На дворе стояла чудесная золотая осень. Солнце весело
пробивалось сквозь трепещущие на ветру желтые и багряные листья
дубов и кленов. Воздух был наполнен оживленным птичьим гомоном. А в
высоких голубых небесах проплывали редкие легкие облака. Все вокруг
словно бы пыталось впитать в себя счастье и ликование последних
уходящих ясных теплых дней.
И на всем этом пестром и жизнерадостном фоне очень странно и
необычно смотрелась одинокая темная фигура, медленно идущая к
видневшемуся на склоне холма сельскому кладбищу. Это был совсем еще
юноша. Но, если случайный путник смог бы заглянуть ему в глаза, то
его поразила бы застывшая там вековая печаль. Этот человек был
молод телом, но стар душой. Во всяком случае именно так он выглядел
в этот самый момент.
Подойдя к подножию холма, он двинулся между рядами могил к тому
месту, где виднелись свежие холмики земли и кресты, обложенные
траурными венками. Приблизившись к одной из могил, он остановился и
хмуро взглянул на табличку с именем и годами жизни, отмеренными
жестокой судьбой для их обладателя.
Было заметно, что далось ему это нелегко. Даже не так. Ему
чертовски тяжело было видеть на памятной табличке имя, которое он
так часто произносил, совсем не задумываясь, что однажды будет его
только читать на могильной плите и никогда больше не скажет вслух.

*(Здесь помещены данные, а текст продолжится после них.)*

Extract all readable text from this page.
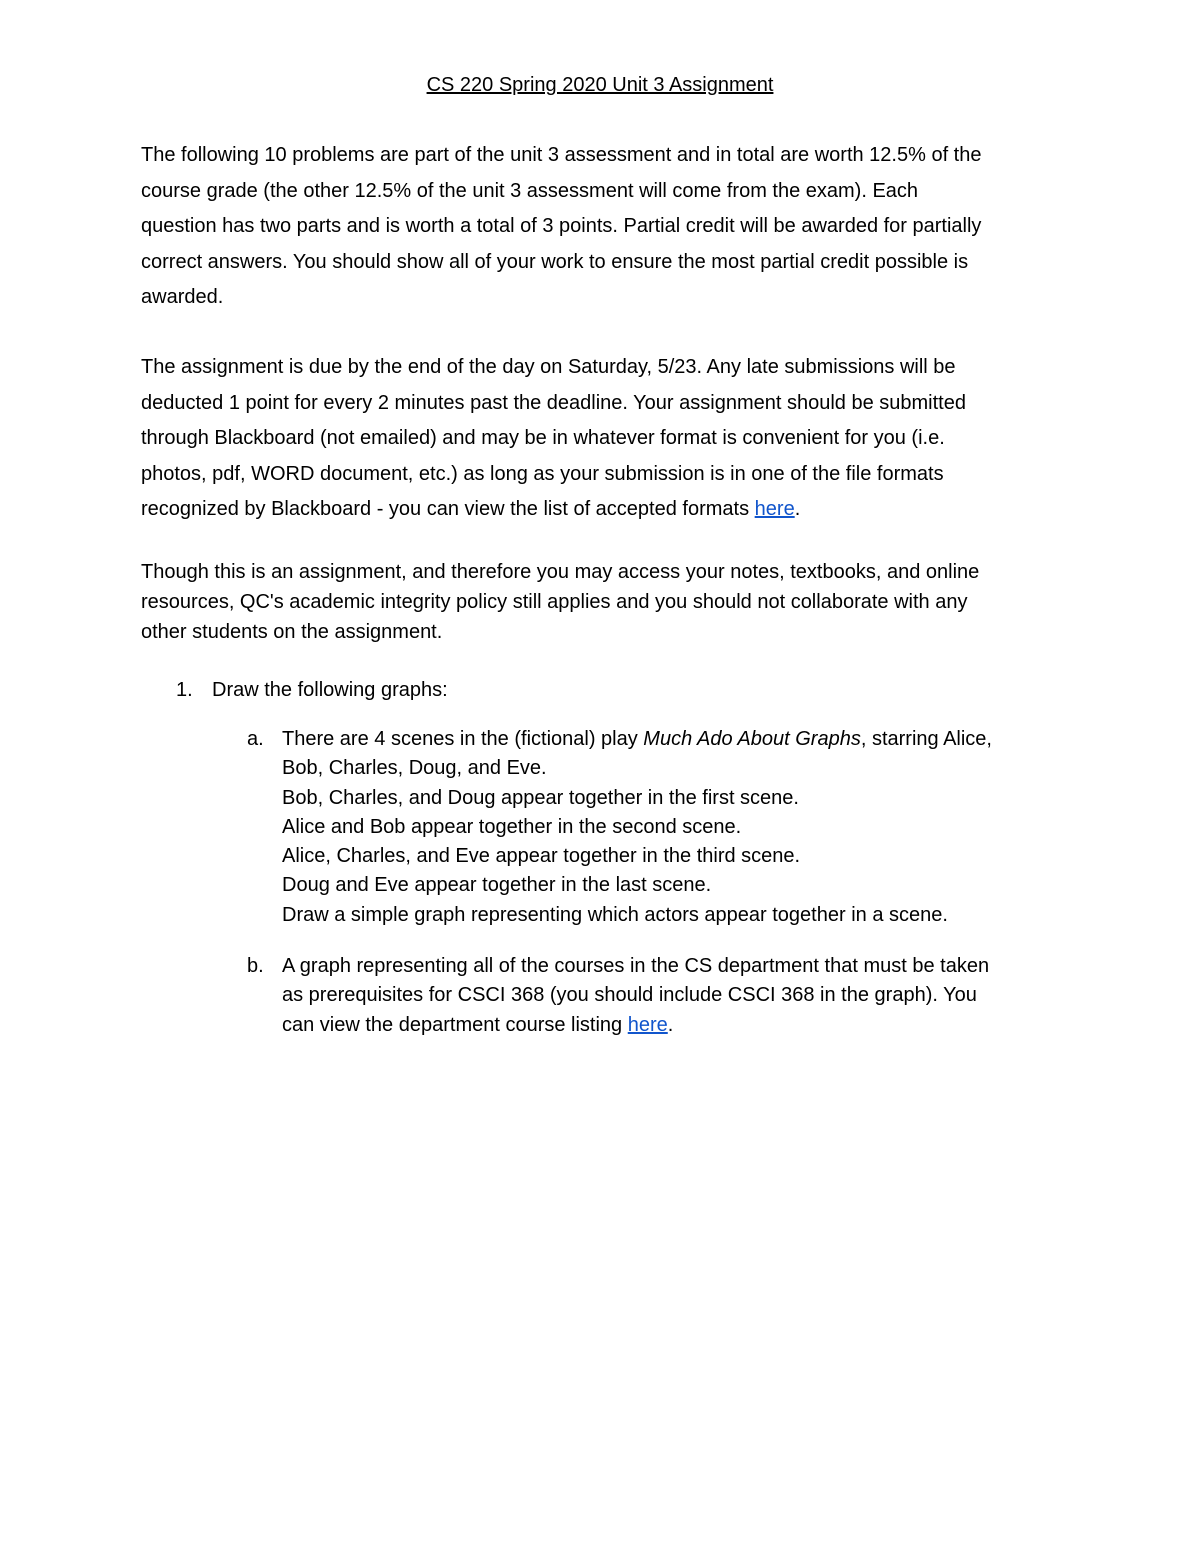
CS 220 Spring 2020 Unit 3 Assignment
The following 10 problems are part of the unit 3 assessment and in total are worth 12.5% of the
course grade (the other 12.5% of the unit 3 assessment will come from the exam). Each
question has two parts and is worth a total of 3 points. Partial credit will be awarded for partially
correct answers. You should show all of your work to ensure the most partial credit possible is
awarded.
The assignment is due by the end of the day on Saturday, 5/23. Any late submissions will be
deducted 1 point for every 2 minutes past the deadline. Your assignment should be submitted
through Blackboard (not emailed) and may be in whatever format is convenient for you (i.e.
photos, pdf, WORD document, etc.) as long as your submission is in one of the file formats
recognized by Blackboard - you can view the list of accepted formats here.
Though this is an assignment, and therefore you may access your notes, textbooks, and online
resources, QC's academic integrity policy still applies and you should not collaborate with any
other students on the assignment.
1. Draw the following graphs:
a. There are 4 scenes in the (fictional) play Much Ado About Graphs, starring Alice,
Bob, Charles, Doug, and Eve.
Bob, Charles, and Doug appear together in the first scene.
Alice and Bob appear together in the second scene.
Alice, Charles, and Eve appear together in the third scene.
Doug and Eve appear together in the last scene.
Draw a simple graph representing which actors appear together in a scene.
b. A graph representing all of the courses in the CS department that must be taken
as prerequisites for CSCI 368 (you should include CSCI 368 in the graph). You
can view the department course listing here.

Он слишком привязался к этому человеку. Была ли это ошибка?
Возможно. Но, даже если и так, это была первая ошибка, о которой он
ни капли не жалел.
Покровская Ольга Дмитриевна.
Он читал это уже в десятый раз. И все не мог поверить. Когда,
месяц назад, он уезжал, она обещала его ждать. И не дождалась. И
все, что было в ее короткой жизни, никак не походило на историю
счастливого человека. До счастья она так и не дожила.
Просто кому-то захотелось поставить точку в ее так и не
сбывшихся мечтах. Поставить просто так, из-за прихоти. Чтобы
преподать урок. И эта жирная точка была вырезана на лбу у бедной
девчушки, когда ее нашли мертвой… и когда ее укладывали в гроб.
Большой багровый шрам в виде сердца каменного голема…
***
Вместе с осенней прохладой в Петербург вернулась яркая и
суетливая пора балов и пышных приемов. Северная столица утопала в
роскоши и неге, абсолютно не заботясь о том, что происходит на
отдаленных окраинах некогда обширной империи. Им было не до этого.
Не до гиблых диких земель с их первобытными нравами, не до бед и
забот простых людей, которые там жили, не до ратного подвига
доблестных воинов, которые защищали рубежи их отечества от
нашествия смертоносных аномальных тварей. Северная столица жила
своей обычной беззаботной и легкомысленной жизнью.